The findings of this study provide us insight into the mental health condition of college students’ tendency to seek help from mental health services. There are several limitations to this study. First, the data collected in this study was part of the screening tools of the mental health service. Therefore, they tend to provide limited factors contributing to more exploration of college students’ help-seeking behavior, such as barriers to treatment and whether they have sought help from a professional before. Second, this study only included college students who registered themselves with the mental health service. Therefore, this study cannot provide a comparison between college students who seek and do not seek help from mental health services. A follow-up study should be conducted to explore more about other factors, such as perceived benefits, perceived barriers, and cues to registering at the mental health service, which can endorse psychological help-seeking other than symptom severity. Moreover, further study could also explore the coping strategies that college students apply, and individuals consulted for informal help before seeking formal help by registering at mental health services.
CONCLUSION
This study concluded that college students registering at the mental health service are in moderate to severe levels of depression symptoms.
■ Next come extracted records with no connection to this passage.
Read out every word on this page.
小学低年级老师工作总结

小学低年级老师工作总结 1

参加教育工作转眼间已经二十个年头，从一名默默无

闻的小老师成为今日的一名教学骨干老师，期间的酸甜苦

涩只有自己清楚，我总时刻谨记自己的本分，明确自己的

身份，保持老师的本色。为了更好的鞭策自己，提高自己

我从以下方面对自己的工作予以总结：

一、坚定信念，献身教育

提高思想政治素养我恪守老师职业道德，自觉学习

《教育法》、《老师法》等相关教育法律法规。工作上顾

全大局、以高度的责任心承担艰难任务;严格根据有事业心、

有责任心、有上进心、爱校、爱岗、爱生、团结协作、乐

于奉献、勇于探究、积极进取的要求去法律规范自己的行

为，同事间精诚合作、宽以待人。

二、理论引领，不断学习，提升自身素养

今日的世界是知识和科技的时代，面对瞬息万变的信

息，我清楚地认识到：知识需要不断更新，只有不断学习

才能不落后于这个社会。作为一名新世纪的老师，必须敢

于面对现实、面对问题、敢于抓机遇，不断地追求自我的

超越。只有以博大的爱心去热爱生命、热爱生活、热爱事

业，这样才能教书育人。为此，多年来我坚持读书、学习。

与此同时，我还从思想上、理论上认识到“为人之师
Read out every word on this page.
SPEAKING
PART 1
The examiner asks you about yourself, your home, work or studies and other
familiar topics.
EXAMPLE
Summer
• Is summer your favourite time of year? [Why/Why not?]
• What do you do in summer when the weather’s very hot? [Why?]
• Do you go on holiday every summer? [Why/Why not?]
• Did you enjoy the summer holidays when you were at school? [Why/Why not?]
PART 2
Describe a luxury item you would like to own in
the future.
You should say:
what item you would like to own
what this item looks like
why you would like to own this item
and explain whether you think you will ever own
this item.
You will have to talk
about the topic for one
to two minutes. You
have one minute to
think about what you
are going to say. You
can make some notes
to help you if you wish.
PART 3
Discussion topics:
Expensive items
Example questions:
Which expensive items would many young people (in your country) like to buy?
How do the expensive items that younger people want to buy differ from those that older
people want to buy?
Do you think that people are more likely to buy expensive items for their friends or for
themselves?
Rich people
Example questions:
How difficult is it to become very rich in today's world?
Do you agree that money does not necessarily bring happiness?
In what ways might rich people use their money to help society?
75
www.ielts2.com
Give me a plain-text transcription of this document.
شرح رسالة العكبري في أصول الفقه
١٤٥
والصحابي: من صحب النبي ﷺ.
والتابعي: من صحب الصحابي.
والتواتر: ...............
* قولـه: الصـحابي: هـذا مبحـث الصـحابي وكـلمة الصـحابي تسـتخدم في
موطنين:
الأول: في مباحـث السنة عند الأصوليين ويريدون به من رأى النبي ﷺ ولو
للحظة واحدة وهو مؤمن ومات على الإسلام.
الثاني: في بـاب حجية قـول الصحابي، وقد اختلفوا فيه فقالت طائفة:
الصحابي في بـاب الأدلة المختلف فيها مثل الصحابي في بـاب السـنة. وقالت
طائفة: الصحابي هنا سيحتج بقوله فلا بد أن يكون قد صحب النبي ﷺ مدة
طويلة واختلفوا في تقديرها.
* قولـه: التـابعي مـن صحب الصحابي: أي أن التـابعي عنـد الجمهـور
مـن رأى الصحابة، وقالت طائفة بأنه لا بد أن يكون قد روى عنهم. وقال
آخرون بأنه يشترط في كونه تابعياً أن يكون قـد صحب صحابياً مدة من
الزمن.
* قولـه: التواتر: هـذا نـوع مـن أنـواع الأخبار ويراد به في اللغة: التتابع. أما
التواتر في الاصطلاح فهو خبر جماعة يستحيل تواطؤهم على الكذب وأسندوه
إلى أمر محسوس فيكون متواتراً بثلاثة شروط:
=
The main problems that lead them to seek help from mental health services are problems related to intrapersonal and interpersonal problems, such as academic problems, emotional problems, negative thinking, and relationship with others. This study found no differences in severity levels between male and female college students. This study suggested that the mental health literacy of college students should be improved to increase awareness of students’ mental health conditions and encourage students to seek psychological help as soon as possible. The university should conduct wide-scale screening to identify college students that would need help and organize a holistic system to help college students’ mental health.
LIST OF ABBREVIATIONS
ROC | = Receiver Operating Characteristic |
ANOVA | = One-way Analysis Of Variance |
ETHICS APPROVAL AND CONSENT TO PARTICIPATE
This study has been approved by the Ethics Committee of Universitas Padjadjaran with registration number 985/UN6.KEP/EC/2021.
HUMAN AND ANIMAL RIGHTS
No animals were used in the studies that are the basis of this research. All human procedures followed were in accordance with the guidelines of the Helsinki Declaration of 1975.
CONSENT FOR PUBLICATION
Informed consent has been obtained from all participants.
AVAILABILITY OF DATA AND MATERIALS
All the data and supportive information are provided within the article.
STANDARDS OF REPORTING
STROBE guidelines were followed.
FUNDING
None.
CONFLICT OF INTEREST
The authors declare no conflict of interest, financial or otherwise.
ACKNOWLEDGEMENTS
The authors would like to thank the Board of Mental Health Service at Universitas Padjadjaran for their help in the data-collecting process.